Sunday, February 23, 2020

Country’s biggest horticultural fair begins today

agro farming sector

Country’s biggest horticultural fair begins today

Vegetable crop varieties being readied for display at the fair, which will be held from February 5 to 8.Vegetable crop varieties being readied for display at the fair, which will be held from February 5 to 8.   | Photo Credit: K_Murali_Kumar


It is being held at Hessarghatta, and it will have over 200 exhibition stalls

The stage is set for the country’s biggest horticultural fair with the four-day National Horticultural Fair, being organised by the Indian Institute of Horticultural Research (IIHR), set to begin on Wednesday at the institute’s Hessarghatta campus on the outskirts of Bengaluru.

The institute is expecting about 50,000 farmers from various States of the country, as it has either some technology or crop variety relevant for all agro climatic zones of the country.

Farming as enterprise

As ‘Making farming an enterprise’ is the theme of this year’s fair, special focus has been given to showcasing technologies, crop varieties and management practices that can turn farming into a sustainable as well as a profitable venture, say scientists of IIHR.
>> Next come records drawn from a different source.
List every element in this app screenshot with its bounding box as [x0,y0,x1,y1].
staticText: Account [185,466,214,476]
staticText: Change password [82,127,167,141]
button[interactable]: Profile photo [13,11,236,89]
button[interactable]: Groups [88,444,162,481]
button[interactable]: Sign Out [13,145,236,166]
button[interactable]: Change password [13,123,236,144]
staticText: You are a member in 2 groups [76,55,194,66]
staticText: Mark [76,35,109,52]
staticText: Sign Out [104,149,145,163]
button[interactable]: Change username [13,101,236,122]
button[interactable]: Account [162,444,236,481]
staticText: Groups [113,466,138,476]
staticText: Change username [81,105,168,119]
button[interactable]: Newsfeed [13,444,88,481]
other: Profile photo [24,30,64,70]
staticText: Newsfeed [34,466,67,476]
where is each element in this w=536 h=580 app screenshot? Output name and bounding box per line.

Eight of the technologies developed by the IIHR have been contributing a revenue of ₹13,220 crore to the nation’s economy on an annual basis, according to Institute Director Dr. M.R. Dinesh.
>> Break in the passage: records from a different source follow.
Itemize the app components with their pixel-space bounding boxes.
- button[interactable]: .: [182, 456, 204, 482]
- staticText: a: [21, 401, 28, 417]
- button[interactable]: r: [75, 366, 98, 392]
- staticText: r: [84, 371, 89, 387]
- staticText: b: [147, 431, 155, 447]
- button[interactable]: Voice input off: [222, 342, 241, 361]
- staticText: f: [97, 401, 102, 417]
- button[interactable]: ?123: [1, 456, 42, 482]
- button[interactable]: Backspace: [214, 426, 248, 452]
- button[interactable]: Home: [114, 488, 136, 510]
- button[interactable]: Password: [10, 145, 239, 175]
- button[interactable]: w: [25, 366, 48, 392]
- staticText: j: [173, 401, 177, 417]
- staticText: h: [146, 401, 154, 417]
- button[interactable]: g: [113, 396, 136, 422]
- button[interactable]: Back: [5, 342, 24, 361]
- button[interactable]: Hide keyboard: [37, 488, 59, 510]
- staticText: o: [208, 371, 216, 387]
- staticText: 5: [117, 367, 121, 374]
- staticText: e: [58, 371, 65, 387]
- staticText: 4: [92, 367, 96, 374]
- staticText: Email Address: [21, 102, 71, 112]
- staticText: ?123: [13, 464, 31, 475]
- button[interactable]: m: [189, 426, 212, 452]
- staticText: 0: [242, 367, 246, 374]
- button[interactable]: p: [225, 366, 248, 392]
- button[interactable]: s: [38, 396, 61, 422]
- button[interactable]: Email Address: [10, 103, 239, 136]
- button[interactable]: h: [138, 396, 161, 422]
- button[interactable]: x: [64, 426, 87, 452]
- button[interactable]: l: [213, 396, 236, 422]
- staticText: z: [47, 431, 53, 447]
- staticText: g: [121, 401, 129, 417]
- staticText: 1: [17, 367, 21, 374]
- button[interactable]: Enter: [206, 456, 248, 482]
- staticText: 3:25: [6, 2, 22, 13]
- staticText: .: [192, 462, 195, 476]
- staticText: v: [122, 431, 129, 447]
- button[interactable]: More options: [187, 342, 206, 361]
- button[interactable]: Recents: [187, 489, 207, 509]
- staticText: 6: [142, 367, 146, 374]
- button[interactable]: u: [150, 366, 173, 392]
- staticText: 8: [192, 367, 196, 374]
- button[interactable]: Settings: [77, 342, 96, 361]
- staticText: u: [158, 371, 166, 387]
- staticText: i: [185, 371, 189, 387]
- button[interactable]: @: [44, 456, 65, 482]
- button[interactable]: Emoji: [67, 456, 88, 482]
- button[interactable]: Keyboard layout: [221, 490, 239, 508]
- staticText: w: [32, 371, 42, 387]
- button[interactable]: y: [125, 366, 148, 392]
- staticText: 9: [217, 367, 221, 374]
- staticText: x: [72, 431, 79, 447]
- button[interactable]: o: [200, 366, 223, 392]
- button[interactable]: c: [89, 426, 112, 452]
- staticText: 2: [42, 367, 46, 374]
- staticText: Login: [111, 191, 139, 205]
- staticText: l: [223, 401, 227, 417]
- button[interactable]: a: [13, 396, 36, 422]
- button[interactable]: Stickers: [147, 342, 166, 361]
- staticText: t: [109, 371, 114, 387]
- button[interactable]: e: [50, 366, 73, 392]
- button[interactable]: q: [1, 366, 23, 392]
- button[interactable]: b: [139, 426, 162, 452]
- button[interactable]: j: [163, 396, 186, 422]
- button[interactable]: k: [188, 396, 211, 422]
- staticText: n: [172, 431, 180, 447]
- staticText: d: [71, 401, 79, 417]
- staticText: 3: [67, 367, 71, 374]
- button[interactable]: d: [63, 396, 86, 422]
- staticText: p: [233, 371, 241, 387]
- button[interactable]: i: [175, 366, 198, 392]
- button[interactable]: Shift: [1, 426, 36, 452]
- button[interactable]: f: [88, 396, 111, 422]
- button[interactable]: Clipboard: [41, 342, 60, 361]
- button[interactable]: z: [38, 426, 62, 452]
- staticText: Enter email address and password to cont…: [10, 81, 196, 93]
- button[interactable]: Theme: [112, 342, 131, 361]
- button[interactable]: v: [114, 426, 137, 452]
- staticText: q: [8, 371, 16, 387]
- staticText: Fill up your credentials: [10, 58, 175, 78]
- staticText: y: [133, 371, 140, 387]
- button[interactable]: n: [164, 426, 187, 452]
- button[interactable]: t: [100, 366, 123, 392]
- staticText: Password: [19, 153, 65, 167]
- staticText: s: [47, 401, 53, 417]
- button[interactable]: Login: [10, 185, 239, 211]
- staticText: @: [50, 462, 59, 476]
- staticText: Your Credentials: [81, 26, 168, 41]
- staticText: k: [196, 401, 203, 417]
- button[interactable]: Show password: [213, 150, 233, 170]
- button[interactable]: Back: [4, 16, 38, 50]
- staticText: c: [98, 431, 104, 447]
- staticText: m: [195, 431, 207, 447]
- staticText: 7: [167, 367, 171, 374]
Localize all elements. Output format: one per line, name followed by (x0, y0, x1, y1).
Of this, a lion’s share is by Dogridge rootstock of grapes, which contributes ₹6,250 crore to the economy every year. Spread over one lakh hectares, it accounts for 90% of the country’s grape cultivation area.
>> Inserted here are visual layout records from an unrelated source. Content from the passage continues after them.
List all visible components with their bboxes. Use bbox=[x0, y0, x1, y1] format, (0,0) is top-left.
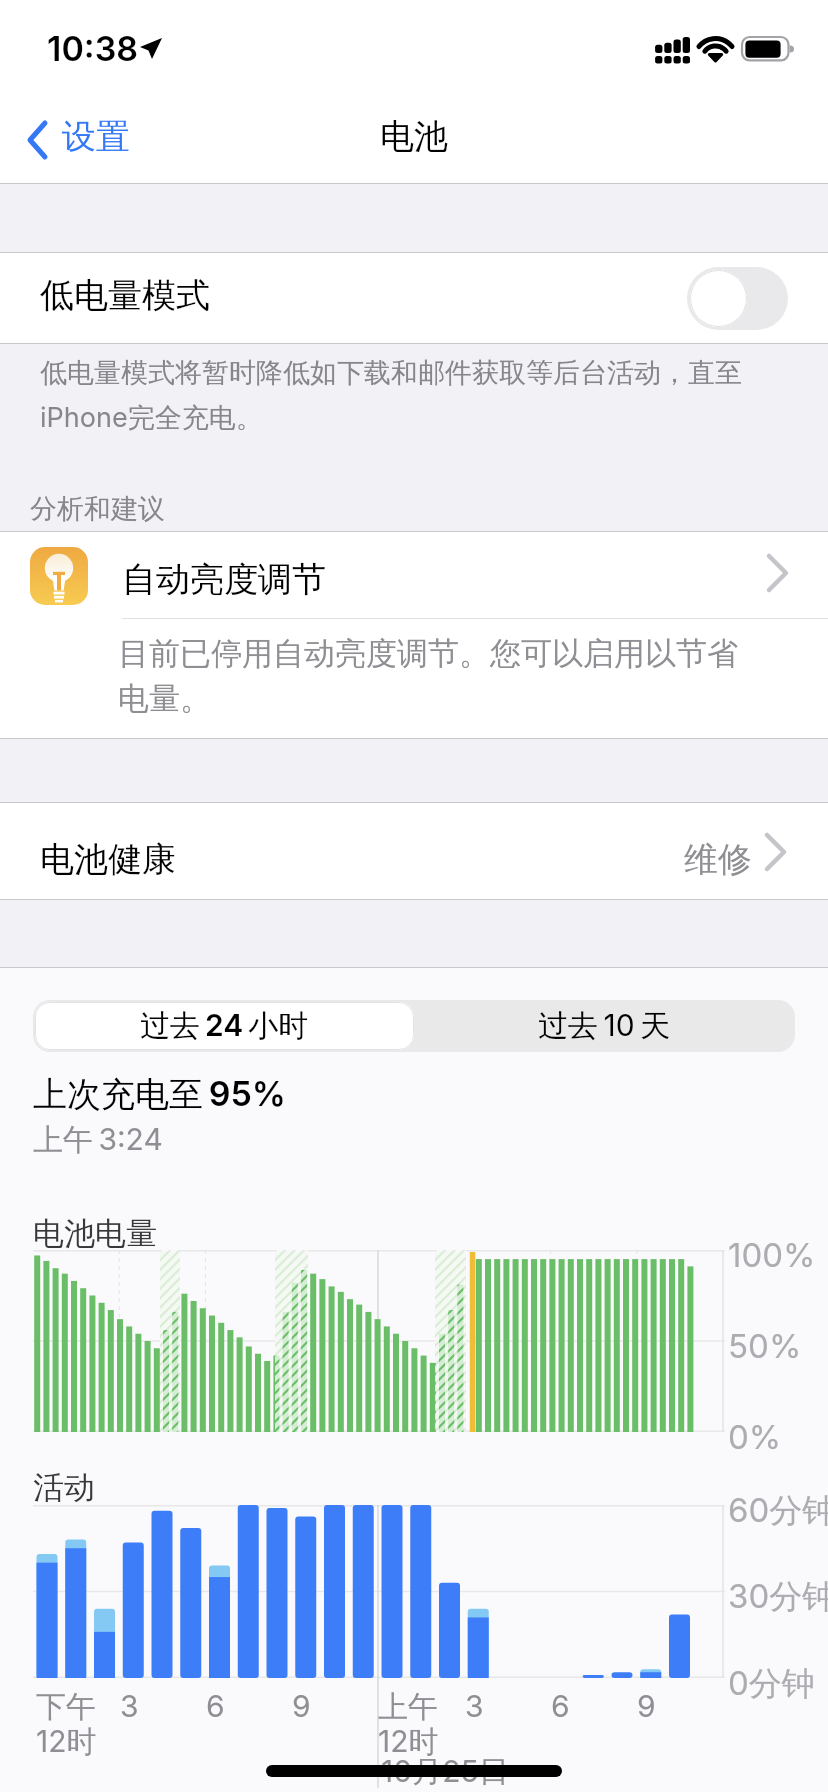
staticText: 设置 bbox=[62, 115, 130, 158]
staticText: 目前已停用自动亮度调节。您可以启用以节省 电量。 bbox=[118, 634, 738, 719]
staticText: 60分钟 bbox=[728, 1490, 828, 1532]
staticText: 3 bbox=[120, 1688, 139, 1724]
staticText: 9 bbox=[292, 1688, 311, 1724]
button[interactable] bbox=[687, 267, 788, 330]
button[interactable]: 过去 10 天 bbox=[414, 1000, 795, 1052]
staticText: 电池电量 bbox=[33, 1214, 157, 1253]
staticText: 上午 3:24 bbox=[33, 1121, 163, 1159]
staticText: 自动亮度调节 bbox=[122, 558, 326, 601]
staticText: 10:38 bbox=[47, 28, 139, 69]
staticText: 6 bbox=[551, 1688, 570, 1724]
staticText: 分析和建议 bbox=[30, 492, 165, 526]
button[interactable] bbox=[0, 252, 828, 344]
staticText: 电池 bbox=[380, 115, 448, 158]
button[interactable]: 自动亮度调节 bbox=[0, 531, 828, 619]
staticText: 10月25日 bbox=[381, 1753, 509, 1791]
staticText: 6 bbox=[206, 1688, 225, 1724]
staticText: 30分钟 bbox=[728, 1576, 828, 1618]
button[interactable]: 设置 bbox=[20, 112, 150, 172]
staticText: 3 bbox=[465, 1688, 484, 1724]
staticText: 100% bbox=[728, 1235, 816, 1275]
staticText: 50% bbox=[728, 1326, 802, 1366]
staticText: 电池健康 bbox=[40, 838, 176, 881]
staticText: 下午 12时 bbox=[36, 1688, 97, 1761]
button[interactable] bbox=[0, 802, 828, 900]
staticText: 低电量模式 bbox=[40, 274, 210, 317]
staticText: 维修 bbox=[684, 838, 752, 881]
staticText: 0% bbox=[728, 1417, 782, 1457]
staticText: 上次充电至 95% bbox=[33, 1073, 286, 1116]
staticText: 低电量模式将暂时降低如下载和邮件获取等后台活动，直至 iPhone完全充电。 bbox=[40, 356, 742, 435]
staticText: 9 bbox=[637, 1688, 656, 1724]
staticText: 0分钟 bbox=[728, 1663, 815, 1705]
button[interactable]: 过去 24 小时 bbox=[35, 1002, 414, 1050]
staticText: 过去 10 天 bbox=[538, 1007, 671, 1045]
staticText: 活动 bbox=[33, 1468, 95, 1507]
staticText: 过去 24 小时 bbox=[140, 1007, 309, 1045]
staticText: 上午 12时 bbox=[378, 1688, 439, 1761]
Bio-pesticide formulations of the institute and foliar nutrient formulations too contribute to the economy. The pheromone trap adopted in mango orchards, Arka Prajwal variety of tuberose and Arka Microbial Consortium too are contributing significantly to the national economy, he added. The fail will have over 200 exhibition stalls on various aspects of horticulture. It will showcase technologies and concepts related to protected cultivation as part of efforts to woo youth to horticultural activity by making it a profitable venture.

Other technologies include those related to cultivation and processing of vegetables, fruits, medicinal & aromatic plants, spices, plantation crops and mushroom varieties.

The fair will be held from February 5 to 8. It will try to bring horticultural entrepreneurs, including nurserymen, farmers and consumers, on a common platform, point out scientists of the institute.

It will also have something for urbanites in the form of a one-day scientific workshop on urban gardening that covers all the aspects related to urban/terrace gardening that will be held on all the five days of the fair.